Initially, Roger Langridge was hired for double duty, both writing and drawing "The Muppet Show," but every once in a while he teams up to write for other artists. He explained, "It definitely uses a different part of my brain, just trying to think of what the artist's strengths are. [Working with Amy Mebberson,] she knows the Muppets a lot better than I do. She suggested Skeeter," Langridge explained, "[I find myself] going a little bit further with some of the characterizations, knowing there's another set of eyes that was going to pull me back if I'm going a little bit wrong."
There are plans to release "The Muppet Show" and other BOOM Kids! comic books digitally, but at present, since it is all licensed material, it is going to take a while longer to work out legally.
As for the future, Roger Langridge is writing an all-ages book for Marvel.

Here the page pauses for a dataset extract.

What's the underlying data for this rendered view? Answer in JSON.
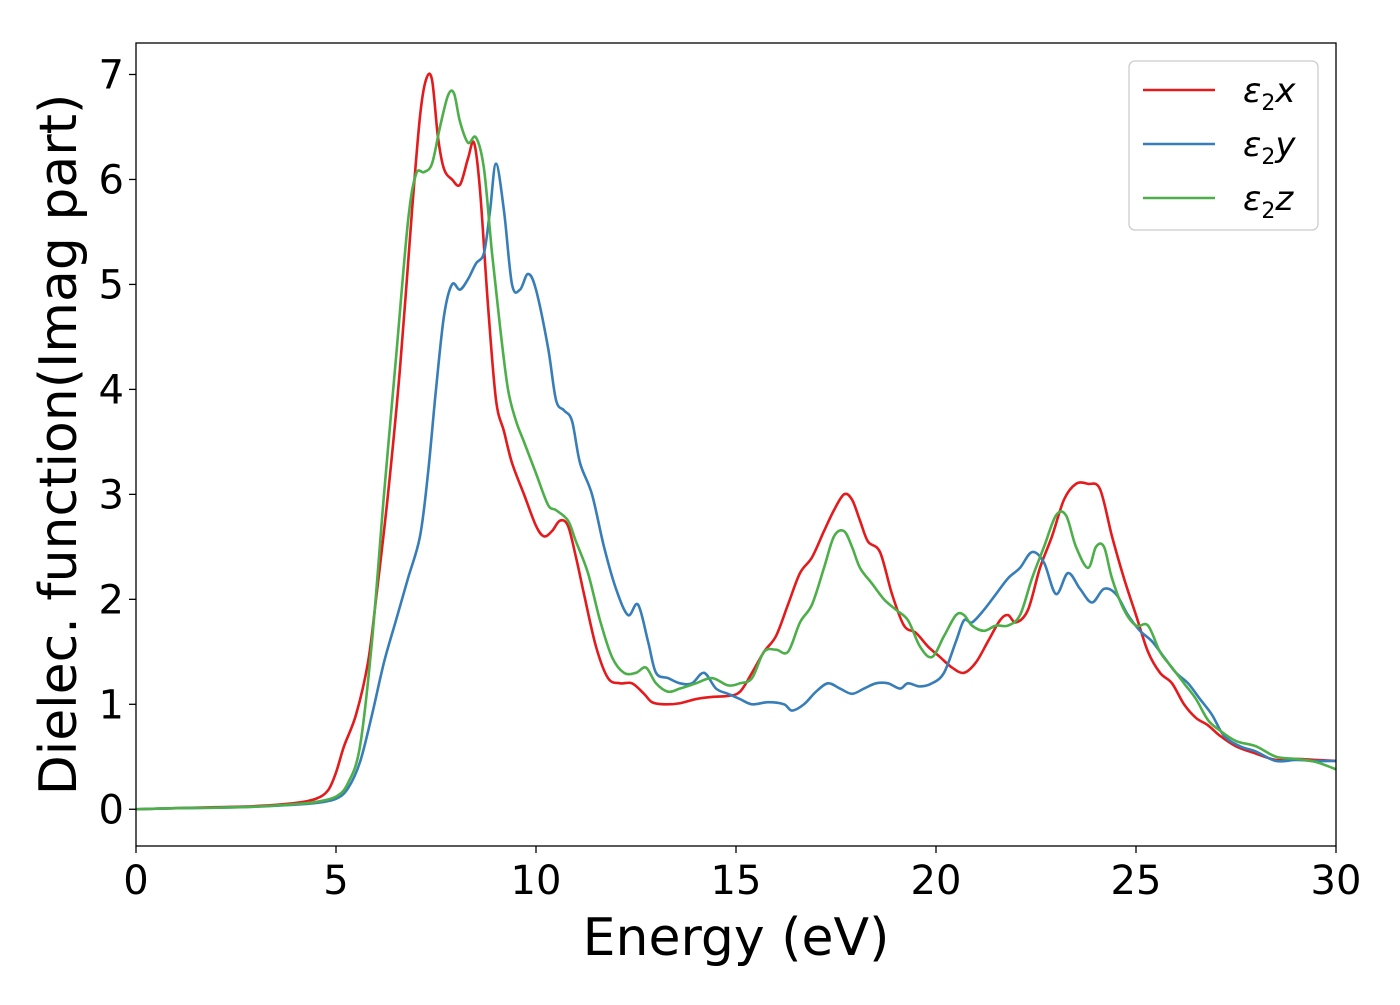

He described it as what he does in the morning, "before I start working on the Muppets. I got really lucky with the artist, because he's absolutely fabulous, I really like him. It's like using a different set of writing muscles than I do on the Muppets. I feel like I'm learning something."
An audience member had an interesting - if not in the spirit of Kids Day - question, as to whether Langridge has ever been tempted to let of steam by doing a Tijuana Bible version of Miss Piggy, which elicited much laughter. Langridge explained that "If I want to do something that I can't put into the Muppet show, I have other work I can put that into. But just doing that, it's not really my bag."
One audience member paid Roger a compliment, stating that "What Floyd Gottferson is to "Mickey Mouse," what Carl Barks is to "Donald Duck," you are to the Muppets" and then wondered "Do you ever write over an eight year old's head?" Langridge explained "I'm aware that I'm talking to two audiences, and I try to keep them both in my head as much as I can." Mark Waid added "The Muppets has always been something that worked on two levels. Roger clearly has a firm handle on it."
Up next for Langridge's "The Muppet Show" will be a series of monster-themed issues, including a mummy story, a vampire and a Frankenstein issue. After that will be a series of seasonally themed issues, but these are very much still in the pre-writing phase, so readers will have to wait and see how much this idea changes from initial inception to final production.
Roger closed the panel with a heartfelt message for his "Muppet Show" readers "I want to thank everyone for buying the book and taking it to heart."